Seattle University's student newspaper since 1933

The Spectator

Seattle University's student newspaper since 1933

The Spectator

Editorial: A Mother’s Message

    As a mother fearlessly stood on stage, walking us through the murder of her 17-year-old son, she asked the audience, “How did we become such a violent society?” Sybrina Fulton, mother of Trayvon Martin, asked us, as a mother would ask her child, why we had become so cruel. As I sat there, among Caucasians, African Americans, Hispanics, Asians, Muslims, Christians, Atheists, Buddhists, I could only feel my stomach churn thinking of how someone can bring themselves to hate someone different from them so much. But the fact of the matter is that this is not surprising, the senseless and meaningless murder of young black men, of university students, and of Muslim youth doesn’t shock us anymore. It’s commonplace. You turn on the TV, or computer, and almost expect to see another shooting, another bloodstained sidewalk, another dead child.

    We sit in our rooms and we change the channel, or scroll down, or even watch absentmindedly as these people are cut down. But that’s just it. The fault doesn’t just belong to those that commit these acts; it’s belongs to all of us. It is so easy to become violent and angry when faced with how horrifically wrong all of this is. Yet we can’t. As Sybrina said, “There should not be a hateful bone in your body.”

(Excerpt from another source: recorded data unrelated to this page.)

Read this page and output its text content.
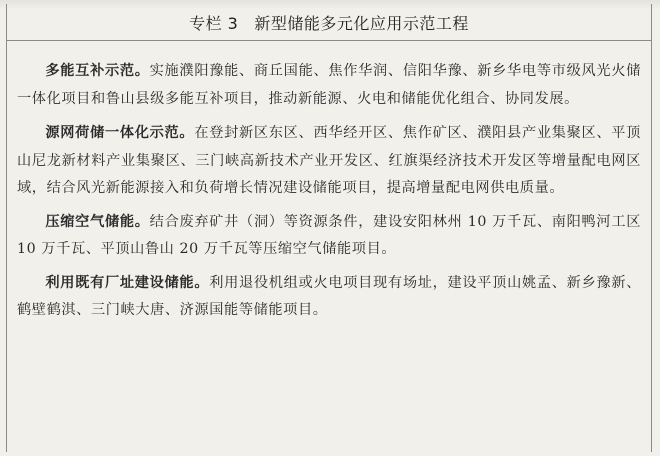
专栏 3 新型储能多元化应用示范工程

多能互补示范。实施濮阳豫能、商丘国能、焦作华润、信阳华豫、新乡华电等市级风光火储一体化项目和鲁山县级多能互补项目，推动新能源、火电和储能优化组合、协同发展。

源网荷储一体化示范。在登封新区东区、西华经开区、焦作矿区、濮阳县产业集聚区、平顶山尼龙新材料产业集聚区、三门峡高新技术产业开发区、红旗渠经济技术开发区等增量配电网区域，结合风光新能源接入和负荷增长情况建设储能项目，提高增量配电网供电质量。

压缩空气储能。结合废弃矿井（洞）等资源条件，建设安阳林州 10 万千瓦、南阳鸭河工区 10 万千瓦、平顶山鲁山 20 万千瓦等压缩空气储能项目。

利用既有厂址建设储能。利用退役机组或火电项目现有场址，建设平顶山姚孟、新乡豫新、鹤壁鹤淇、三门峡大唐、济源国能等储能项目。
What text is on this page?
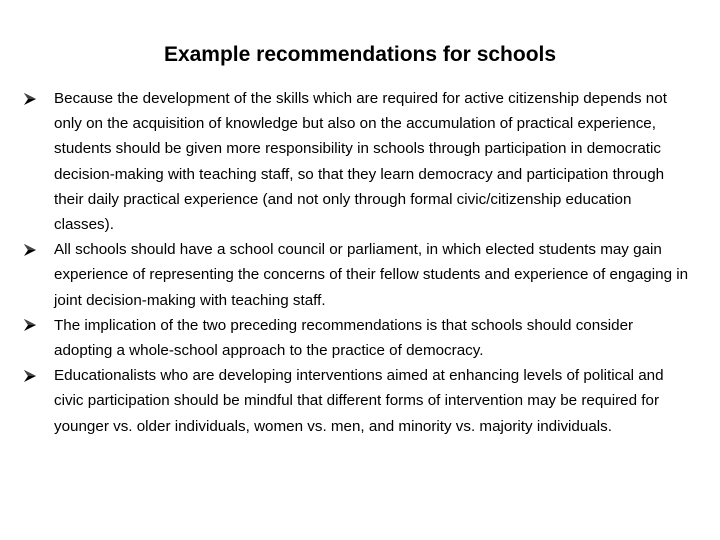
Example recommendations for schools
Because the development of the skills which are required for active citizenship depends not only on the acquisition of knowledge but also on the accumulation of practical experience, students should be given more responsibility in schools through participation in democratic decision-making with teaching staff, so that they learn democracy and participation through their daily practical experience (and not only through formal civic/citizenship education classes).
All schools should have a school council or parliament, in which elected students may gain experience of representing the concerns of their fellow students and experience of engaging in joint decision-making with teaching staff.
The implication of the two preceding recommendations is that schools should consider adopting a whole-school approach to the practice of democracy.
Educationalists who are developing interventions aimed at enhancing levels of political and civic participation should be mindful that different forms of intervention may be required for younger vs. older individuals, women vs. men, and minority vs. majority individuals.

    Debate on gun control, race relations, and mental health treatment are important, of course they are. But we can all work together to make this country a place that isn’t as hateful. For Sybrina, this change is simple, just get to know someone different from you. Understand that they’re people just like you. She lectured us, as a mother, to be kinder to one another. She urged every single person in the audience, people of every creed and color, to help forge a new society, a new community. One where violence is replaced by love and meaningless hate is replaced by respect for our common humanity. It may sound farfetched, but try. As Sybrina put it, “Are you going to wait until it happens to you to get involved?”